Increased adrenergic drive and Angiotensin II promote an anti‐fibrotic phenotype in dog cardiac fibroblasts

We have shown that volume overload (VO) in the canine model of mitral regurgitation (MR) is characterized by LV dilatation and loss of extracellular matrix (ECM), in the presence of increased angiotensin II (Ang II) and catecholamines in the interstitial fluid (ISF). Ang II usually promotes matrix production. In VO, we hypothesize that Ang II and catecholamines decrease fibroblast activation and increase matrix degradation. Cardiac fibroblasts (CFs) isolated from the LV of normal adult dogs were treated with Ang II (100 nM), isoproterenol (ISO, 100 nM) or both agents for 24 hrs then analyzed for myofibroblast activation by α‐smooth muscle actin (α‐SMA), ECM synthesis, and matrix metalloproteinase‐2 (MMP‐2) activity. Ang II produced an increase in α‐SMA and fibronectin (FN) production. There was a trend towards decreased α‐SMA and FN after ISO treatment. However, Ang II + ISO caused a significant decrease in α‐SMA and FN expression (18% and 24% respectively).

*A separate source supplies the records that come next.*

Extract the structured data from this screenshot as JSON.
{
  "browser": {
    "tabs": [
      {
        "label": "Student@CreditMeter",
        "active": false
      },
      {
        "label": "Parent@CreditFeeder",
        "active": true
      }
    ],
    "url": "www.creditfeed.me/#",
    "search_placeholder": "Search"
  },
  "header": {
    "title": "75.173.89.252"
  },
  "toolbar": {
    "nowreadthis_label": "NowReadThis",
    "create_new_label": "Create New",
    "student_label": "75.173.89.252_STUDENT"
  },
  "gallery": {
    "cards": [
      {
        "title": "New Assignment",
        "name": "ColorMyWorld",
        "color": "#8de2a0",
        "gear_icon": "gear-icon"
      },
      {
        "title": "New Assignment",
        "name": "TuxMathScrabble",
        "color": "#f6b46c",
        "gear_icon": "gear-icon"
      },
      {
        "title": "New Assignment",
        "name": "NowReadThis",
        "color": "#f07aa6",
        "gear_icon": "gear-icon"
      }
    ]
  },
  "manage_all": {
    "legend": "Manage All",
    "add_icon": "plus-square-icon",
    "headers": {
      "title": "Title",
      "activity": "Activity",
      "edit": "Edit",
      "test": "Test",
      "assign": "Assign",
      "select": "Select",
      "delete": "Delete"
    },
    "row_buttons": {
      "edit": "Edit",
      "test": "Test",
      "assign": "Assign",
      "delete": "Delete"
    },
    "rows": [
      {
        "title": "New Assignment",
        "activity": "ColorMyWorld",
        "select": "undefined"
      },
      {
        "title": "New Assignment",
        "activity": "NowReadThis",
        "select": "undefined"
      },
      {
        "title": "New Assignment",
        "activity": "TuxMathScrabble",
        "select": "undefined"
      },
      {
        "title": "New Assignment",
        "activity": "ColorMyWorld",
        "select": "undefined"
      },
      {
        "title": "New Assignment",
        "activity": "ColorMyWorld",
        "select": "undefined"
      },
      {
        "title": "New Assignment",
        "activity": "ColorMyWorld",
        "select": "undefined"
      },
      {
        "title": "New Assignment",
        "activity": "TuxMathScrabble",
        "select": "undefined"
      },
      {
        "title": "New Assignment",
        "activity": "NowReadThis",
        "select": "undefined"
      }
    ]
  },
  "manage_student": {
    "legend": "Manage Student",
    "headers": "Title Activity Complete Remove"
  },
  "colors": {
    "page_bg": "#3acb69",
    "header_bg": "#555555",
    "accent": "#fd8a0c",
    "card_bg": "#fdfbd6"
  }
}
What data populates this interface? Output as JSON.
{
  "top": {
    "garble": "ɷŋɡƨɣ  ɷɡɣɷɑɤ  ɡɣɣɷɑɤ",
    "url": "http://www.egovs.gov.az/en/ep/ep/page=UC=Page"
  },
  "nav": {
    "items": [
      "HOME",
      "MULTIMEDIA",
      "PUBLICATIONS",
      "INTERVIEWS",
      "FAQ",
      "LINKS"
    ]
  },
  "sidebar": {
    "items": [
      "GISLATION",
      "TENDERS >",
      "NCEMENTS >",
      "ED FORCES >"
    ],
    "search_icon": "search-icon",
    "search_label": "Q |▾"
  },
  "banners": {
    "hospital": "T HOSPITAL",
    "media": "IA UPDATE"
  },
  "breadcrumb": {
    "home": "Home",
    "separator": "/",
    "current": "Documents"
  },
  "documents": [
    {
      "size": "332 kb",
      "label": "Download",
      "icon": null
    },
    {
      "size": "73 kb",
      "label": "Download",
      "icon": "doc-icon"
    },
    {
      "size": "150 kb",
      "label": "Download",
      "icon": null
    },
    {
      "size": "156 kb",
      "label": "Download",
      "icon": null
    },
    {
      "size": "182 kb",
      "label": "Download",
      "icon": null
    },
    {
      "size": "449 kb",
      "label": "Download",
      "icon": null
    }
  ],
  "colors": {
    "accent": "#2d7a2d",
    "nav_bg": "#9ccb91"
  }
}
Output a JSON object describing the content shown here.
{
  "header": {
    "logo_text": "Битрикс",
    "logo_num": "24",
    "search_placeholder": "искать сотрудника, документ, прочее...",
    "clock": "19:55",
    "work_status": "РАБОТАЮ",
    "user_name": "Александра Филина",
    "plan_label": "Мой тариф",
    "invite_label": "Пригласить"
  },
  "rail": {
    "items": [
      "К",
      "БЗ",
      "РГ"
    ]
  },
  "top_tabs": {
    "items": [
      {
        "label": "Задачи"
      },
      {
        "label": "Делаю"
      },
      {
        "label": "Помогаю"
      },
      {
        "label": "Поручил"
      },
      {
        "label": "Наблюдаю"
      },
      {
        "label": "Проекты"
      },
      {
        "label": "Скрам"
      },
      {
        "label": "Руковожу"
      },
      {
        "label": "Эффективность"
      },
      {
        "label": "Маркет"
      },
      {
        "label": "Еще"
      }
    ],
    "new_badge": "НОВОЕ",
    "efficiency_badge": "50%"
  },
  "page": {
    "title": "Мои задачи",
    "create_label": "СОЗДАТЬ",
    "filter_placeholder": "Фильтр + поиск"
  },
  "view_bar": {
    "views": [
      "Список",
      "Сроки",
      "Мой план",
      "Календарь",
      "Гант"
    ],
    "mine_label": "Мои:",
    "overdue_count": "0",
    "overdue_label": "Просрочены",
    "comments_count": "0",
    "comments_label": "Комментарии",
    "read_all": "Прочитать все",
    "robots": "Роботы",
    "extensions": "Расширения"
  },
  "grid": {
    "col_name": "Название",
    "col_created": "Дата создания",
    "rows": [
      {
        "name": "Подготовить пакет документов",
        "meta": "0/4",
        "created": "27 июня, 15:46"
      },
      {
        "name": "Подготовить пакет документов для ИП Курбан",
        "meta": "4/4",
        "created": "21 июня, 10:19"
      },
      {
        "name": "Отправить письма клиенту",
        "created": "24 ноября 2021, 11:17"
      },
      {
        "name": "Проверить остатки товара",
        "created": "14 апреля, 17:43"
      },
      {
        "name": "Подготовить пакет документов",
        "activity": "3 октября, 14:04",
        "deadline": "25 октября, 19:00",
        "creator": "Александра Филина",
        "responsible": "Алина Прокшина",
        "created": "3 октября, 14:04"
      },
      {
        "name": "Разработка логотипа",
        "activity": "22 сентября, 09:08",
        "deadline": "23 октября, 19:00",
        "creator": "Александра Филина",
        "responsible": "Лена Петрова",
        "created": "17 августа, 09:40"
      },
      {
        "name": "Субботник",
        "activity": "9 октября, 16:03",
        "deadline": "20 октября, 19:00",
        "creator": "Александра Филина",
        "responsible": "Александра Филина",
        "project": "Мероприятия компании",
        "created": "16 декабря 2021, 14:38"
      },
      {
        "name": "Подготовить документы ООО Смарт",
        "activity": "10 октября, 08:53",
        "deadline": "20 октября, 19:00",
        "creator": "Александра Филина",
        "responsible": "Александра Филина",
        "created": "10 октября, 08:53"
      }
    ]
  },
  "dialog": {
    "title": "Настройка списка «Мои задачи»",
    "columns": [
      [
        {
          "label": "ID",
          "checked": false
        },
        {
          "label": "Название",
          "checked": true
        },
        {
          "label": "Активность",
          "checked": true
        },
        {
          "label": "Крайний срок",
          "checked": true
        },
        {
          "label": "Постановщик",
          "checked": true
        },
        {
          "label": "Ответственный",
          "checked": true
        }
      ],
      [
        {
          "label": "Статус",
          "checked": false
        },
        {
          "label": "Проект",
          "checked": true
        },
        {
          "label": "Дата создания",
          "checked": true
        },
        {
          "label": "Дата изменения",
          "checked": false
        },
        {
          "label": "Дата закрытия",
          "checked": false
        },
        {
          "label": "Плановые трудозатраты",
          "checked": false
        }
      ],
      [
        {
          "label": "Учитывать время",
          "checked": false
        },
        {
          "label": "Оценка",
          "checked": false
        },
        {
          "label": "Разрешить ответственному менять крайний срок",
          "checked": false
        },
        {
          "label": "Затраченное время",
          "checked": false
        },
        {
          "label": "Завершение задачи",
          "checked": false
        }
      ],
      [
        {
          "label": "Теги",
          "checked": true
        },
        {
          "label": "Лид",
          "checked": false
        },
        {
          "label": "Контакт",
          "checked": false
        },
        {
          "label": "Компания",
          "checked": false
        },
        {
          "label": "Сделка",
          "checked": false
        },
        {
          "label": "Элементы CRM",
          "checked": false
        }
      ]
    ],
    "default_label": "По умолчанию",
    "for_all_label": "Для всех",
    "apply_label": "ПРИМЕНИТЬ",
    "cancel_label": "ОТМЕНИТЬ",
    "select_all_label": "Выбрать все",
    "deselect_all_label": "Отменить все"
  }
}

In addition, Ang II + ISO produced an increase in MMP‐2 activity that was not found with Ang II or ISO alone. Thus, the synergistic effect of Ang II and increased catecholamines in the cardiac ISF of the volume overloaded heart blunt ECM production and promote MMP activation. This may explain why renin‐angiotensin system blockade, which blocks ECM production, is ineffective in attenuating the LV dilatation in the pure volume overload of MR in the dog and the human.